"Whatever that means?"

Sunday, May 24, 2009
August 2007

After a few weeks in our new house, the fear and anxiety started to pass.  I started to feel a little more comfortable...but it still didn't feel like "home".  The Lord had truly given me a peace about this major change in my life.  I had gained a renewed passion for the Lord and His word!  What an amazing blessing!  During the 3 years prior, my heart was far from Him, and I rarely spent time in His word.  Growing up and the fear that comes along with that brought me to a new place in my walk with the Lord...for that I am SO thankful!  I had a true peace knowing that the Lord was in complete control and knowing that He would guide and protect me.

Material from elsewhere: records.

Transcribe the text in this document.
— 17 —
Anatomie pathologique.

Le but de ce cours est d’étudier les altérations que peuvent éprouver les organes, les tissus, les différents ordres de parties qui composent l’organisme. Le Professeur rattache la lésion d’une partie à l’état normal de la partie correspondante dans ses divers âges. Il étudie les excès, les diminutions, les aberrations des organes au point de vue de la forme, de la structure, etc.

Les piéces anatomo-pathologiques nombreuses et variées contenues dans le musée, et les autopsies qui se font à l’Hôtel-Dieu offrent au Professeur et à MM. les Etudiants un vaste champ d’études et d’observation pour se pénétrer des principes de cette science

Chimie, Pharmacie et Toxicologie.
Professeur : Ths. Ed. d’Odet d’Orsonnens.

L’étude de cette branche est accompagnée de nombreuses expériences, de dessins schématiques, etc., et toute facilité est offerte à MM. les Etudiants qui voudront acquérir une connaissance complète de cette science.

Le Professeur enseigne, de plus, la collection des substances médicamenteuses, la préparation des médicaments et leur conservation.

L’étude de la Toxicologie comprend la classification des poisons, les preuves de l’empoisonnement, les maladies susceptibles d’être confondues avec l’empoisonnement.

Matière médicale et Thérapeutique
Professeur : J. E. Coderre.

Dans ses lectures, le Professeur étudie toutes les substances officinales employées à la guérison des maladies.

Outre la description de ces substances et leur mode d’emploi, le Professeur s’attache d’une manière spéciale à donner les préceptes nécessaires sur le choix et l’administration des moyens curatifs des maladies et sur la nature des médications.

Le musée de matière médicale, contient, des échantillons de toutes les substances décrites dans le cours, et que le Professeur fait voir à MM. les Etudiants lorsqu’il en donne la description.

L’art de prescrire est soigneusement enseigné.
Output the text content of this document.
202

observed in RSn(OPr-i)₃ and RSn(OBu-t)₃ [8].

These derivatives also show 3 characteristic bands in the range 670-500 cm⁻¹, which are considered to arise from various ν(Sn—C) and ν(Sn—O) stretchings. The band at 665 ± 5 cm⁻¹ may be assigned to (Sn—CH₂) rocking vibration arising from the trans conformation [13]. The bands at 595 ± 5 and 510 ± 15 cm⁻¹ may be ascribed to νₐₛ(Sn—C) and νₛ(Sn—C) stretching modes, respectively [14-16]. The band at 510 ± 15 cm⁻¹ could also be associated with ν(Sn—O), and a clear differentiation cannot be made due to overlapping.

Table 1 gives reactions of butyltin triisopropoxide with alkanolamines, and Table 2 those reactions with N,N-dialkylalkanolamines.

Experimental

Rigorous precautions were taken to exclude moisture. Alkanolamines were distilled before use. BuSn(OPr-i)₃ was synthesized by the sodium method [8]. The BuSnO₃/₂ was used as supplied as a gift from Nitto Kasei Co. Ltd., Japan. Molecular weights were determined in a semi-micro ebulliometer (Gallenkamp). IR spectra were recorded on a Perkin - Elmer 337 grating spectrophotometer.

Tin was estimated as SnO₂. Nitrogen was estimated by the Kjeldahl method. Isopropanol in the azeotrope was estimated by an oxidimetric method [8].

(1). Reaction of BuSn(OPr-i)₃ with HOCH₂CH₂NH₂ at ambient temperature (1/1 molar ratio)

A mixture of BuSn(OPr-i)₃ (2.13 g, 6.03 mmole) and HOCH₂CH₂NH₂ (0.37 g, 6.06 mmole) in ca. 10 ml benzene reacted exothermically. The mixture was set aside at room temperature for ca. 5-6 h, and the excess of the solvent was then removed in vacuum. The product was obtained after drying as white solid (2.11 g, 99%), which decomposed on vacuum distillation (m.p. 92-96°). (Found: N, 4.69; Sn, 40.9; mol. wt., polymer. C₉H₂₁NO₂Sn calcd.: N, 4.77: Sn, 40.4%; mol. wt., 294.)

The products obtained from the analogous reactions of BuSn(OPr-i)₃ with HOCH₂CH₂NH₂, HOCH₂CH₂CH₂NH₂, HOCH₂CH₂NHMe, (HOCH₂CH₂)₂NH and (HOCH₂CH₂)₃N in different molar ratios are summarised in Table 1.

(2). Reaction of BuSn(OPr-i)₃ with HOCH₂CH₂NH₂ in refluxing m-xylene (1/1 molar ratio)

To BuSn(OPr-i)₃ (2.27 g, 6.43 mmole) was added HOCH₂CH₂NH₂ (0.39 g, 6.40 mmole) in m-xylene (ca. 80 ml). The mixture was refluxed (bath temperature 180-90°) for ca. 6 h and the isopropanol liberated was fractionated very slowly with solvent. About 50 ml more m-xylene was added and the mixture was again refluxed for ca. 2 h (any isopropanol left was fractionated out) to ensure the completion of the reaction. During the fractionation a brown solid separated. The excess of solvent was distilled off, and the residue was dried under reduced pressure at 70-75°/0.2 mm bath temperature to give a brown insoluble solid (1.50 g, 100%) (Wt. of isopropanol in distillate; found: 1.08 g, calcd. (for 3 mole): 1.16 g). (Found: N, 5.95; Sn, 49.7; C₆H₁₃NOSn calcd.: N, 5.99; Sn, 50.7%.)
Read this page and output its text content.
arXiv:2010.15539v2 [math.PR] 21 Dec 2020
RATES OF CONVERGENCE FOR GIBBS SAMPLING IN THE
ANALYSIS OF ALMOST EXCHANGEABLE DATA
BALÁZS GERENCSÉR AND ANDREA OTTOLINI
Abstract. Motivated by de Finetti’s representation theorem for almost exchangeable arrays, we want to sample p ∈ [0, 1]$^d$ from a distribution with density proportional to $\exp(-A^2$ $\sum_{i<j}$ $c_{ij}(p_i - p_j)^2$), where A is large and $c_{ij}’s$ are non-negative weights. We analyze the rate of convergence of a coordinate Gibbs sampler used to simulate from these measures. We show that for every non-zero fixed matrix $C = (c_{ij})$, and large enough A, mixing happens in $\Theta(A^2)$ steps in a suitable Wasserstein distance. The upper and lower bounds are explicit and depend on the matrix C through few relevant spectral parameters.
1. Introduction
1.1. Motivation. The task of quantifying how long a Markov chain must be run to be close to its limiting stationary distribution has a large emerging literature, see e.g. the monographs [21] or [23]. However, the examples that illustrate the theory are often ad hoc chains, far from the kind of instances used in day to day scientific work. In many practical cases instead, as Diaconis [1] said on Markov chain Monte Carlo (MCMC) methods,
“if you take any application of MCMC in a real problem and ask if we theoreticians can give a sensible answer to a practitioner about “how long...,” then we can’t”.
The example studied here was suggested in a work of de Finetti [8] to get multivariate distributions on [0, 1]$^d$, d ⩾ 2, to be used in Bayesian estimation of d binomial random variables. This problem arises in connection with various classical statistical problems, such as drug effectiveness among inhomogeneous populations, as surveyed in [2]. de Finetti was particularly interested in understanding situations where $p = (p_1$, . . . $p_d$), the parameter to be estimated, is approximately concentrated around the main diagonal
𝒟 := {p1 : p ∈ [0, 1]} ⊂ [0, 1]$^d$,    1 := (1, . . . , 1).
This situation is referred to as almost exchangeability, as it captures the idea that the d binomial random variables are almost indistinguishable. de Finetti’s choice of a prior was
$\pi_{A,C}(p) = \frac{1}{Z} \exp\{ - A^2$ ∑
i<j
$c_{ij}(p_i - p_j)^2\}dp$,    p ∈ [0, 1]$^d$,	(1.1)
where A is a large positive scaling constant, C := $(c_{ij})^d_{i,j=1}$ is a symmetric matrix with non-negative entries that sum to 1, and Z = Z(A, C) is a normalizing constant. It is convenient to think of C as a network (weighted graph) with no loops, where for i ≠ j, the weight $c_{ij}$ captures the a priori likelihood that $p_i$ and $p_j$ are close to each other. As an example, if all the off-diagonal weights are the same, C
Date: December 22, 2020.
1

Brian and I had just celebrated our 3 year anniversary.  We didn't do anything "special" for our anniversary, but we did make a BIG decision! It was time for me to stop taking birth control pills.  I had started taking them a few months before our wedding (in 2004), so I had been on them for 3 years.  We were so thankful for the 3 years we spent without kids!  We had been able to do a lot of traveling and spend time getting to know each other better.  But now, it was time!  I knew that I wanted to be a mother since I was a little girl, so I was more than ready!  We didn't make a big deal about it, I just stopped taking my pill.  If anyone asked us, we would say, "Well, we aren't really trying, we are just not NOT trying."  I just read my journal entry from August 21, 2007, and it said, "We recently started trying to have a baby...whatever that means?"  I had no idea what lay ahead for us!  I just prayed for patience as we waited on the Lord's perfect timing.  I wish I had prayed more fervently in those days for patience!  I didn't realize how much I would need it in the coming months.